I substituted at the primary school, and the kids didn’t question my niceness. I told them that the world was theirs, like Joe told me, but different from: “They say you kids will inherit this world and still you leave the lights on”. They told me the things they were sorry for – calling names, disinviting from birthday parties, killing a worm on purpose. I told them that they were forgiven. The school board and the PTA didn’t like that. There are rules about hugging and kind words now and they let me go.

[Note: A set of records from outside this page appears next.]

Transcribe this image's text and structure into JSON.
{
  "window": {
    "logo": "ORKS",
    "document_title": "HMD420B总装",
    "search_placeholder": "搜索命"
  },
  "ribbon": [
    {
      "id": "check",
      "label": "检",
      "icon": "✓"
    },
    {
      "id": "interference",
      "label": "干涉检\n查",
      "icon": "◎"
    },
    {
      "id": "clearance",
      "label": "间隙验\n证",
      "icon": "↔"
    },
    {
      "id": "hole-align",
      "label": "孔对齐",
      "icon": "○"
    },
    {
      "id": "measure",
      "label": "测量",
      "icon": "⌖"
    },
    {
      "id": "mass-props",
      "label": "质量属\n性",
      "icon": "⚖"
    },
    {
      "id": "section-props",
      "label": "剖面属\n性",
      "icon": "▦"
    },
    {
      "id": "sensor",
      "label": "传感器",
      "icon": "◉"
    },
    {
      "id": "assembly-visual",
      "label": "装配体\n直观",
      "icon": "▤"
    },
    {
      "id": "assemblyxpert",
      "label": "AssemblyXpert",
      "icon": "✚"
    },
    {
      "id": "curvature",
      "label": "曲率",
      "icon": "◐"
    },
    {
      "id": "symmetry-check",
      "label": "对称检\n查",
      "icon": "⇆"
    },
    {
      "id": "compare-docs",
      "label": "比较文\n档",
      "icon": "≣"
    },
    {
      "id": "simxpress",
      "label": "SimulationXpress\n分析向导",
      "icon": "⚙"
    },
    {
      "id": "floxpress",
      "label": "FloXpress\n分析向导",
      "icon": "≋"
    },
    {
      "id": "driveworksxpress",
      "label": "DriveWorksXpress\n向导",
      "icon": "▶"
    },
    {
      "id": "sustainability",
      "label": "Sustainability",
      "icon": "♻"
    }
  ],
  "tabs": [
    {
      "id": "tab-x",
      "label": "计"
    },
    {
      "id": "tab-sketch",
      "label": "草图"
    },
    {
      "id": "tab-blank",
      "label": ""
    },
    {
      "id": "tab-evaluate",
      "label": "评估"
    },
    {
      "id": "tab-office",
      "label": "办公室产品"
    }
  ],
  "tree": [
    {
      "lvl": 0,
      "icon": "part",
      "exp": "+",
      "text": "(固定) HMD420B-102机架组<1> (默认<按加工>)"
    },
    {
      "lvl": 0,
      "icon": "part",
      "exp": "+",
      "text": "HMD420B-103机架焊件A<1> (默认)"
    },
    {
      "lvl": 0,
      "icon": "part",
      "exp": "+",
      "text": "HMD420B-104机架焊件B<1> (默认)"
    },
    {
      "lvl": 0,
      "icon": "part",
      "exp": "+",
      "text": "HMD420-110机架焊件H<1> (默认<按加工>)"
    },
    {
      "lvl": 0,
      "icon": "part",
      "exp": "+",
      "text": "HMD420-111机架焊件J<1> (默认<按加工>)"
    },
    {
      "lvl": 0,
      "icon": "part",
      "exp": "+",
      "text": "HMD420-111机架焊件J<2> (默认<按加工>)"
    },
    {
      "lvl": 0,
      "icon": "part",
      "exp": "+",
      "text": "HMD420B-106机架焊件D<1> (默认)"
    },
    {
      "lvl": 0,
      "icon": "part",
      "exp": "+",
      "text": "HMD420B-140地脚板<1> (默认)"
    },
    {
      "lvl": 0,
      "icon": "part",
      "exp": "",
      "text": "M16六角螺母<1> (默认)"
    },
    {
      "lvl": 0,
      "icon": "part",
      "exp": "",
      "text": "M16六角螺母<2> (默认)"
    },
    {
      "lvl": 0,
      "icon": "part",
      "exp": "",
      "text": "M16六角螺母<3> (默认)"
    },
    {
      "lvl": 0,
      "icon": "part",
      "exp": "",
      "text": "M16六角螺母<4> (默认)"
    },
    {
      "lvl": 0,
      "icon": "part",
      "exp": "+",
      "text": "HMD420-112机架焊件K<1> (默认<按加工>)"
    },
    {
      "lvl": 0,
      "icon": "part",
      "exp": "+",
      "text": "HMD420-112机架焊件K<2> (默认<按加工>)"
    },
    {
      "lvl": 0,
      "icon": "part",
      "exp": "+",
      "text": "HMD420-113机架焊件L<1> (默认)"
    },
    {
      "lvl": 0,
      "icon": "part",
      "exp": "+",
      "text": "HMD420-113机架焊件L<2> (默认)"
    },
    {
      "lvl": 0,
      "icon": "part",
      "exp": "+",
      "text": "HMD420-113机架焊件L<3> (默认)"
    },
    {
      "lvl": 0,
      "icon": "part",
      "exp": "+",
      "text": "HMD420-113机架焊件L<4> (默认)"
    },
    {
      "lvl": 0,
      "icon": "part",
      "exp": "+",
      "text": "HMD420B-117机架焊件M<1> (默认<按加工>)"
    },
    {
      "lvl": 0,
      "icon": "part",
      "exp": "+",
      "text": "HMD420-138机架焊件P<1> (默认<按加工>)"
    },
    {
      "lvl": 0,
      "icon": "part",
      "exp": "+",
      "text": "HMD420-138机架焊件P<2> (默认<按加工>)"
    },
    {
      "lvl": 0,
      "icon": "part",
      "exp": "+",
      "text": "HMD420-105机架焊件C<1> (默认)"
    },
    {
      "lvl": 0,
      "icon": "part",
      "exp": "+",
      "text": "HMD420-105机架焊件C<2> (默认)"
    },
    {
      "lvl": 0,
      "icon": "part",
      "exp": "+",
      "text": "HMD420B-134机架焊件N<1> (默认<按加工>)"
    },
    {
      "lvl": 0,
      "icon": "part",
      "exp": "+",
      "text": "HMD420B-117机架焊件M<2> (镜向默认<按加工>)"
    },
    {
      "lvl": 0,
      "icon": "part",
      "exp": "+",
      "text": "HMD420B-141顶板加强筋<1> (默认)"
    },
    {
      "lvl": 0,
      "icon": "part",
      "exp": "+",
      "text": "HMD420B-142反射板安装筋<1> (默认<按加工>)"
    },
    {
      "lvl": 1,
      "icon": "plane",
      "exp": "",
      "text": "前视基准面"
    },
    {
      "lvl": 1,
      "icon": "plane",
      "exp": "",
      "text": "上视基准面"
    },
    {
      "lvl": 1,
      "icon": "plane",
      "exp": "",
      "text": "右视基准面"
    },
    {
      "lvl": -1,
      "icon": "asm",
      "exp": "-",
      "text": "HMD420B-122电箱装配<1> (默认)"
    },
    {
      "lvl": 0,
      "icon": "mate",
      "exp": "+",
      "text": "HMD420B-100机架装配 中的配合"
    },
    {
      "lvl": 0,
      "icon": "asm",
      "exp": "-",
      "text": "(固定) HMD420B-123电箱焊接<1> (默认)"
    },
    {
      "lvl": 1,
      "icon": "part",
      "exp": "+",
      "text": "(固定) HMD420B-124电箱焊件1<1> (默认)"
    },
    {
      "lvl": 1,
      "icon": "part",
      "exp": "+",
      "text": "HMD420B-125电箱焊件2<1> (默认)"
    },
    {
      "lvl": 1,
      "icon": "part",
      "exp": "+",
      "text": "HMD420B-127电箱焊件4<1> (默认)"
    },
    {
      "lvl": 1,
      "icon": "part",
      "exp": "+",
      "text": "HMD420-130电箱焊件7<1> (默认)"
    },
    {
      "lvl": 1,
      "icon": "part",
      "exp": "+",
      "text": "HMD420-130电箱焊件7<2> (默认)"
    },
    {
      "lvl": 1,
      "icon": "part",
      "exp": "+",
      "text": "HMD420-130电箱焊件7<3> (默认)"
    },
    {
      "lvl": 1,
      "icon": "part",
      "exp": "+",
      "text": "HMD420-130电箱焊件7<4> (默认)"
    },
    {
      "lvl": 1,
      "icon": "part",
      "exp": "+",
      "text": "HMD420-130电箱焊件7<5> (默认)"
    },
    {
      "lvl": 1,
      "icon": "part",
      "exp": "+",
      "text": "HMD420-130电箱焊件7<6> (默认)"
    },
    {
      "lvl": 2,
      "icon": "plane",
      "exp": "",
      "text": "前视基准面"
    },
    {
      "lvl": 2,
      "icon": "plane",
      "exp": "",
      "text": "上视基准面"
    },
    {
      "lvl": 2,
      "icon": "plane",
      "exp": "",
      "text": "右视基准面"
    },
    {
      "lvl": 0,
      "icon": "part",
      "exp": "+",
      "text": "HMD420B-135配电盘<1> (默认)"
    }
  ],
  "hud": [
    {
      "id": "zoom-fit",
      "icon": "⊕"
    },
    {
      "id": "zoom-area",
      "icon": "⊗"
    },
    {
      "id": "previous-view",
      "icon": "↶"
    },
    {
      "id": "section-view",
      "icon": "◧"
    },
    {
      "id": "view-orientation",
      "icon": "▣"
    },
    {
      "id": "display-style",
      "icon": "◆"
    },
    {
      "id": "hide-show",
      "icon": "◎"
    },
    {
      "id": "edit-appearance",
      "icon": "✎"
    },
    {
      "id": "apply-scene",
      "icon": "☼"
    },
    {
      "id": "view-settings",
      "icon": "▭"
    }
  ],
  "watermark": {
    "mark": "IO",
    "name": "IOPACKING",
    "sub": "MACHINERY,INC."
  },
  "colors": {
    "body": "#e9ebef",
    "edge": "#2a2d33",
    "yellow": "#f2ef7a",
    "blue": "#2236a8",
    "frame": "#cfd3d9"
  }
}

The tax men sent summons that Joe ignored. Credit card companies wanted me to open so many free accounts so I did them and paid the bills. It made the tax men happy and Joe happy and the credit company happy. It made me seethe. Inside my head a light was dimming, a pulse faded with every stamp of muddy boots on my clean hall carpet, every cackle of drunken hen parties as they stumbled over a tramp, every breaking news story that ended with pleading parents, every act of God.
So I asked him – Our Father – what to do. But all he said was … … … like pips on the talking clock line.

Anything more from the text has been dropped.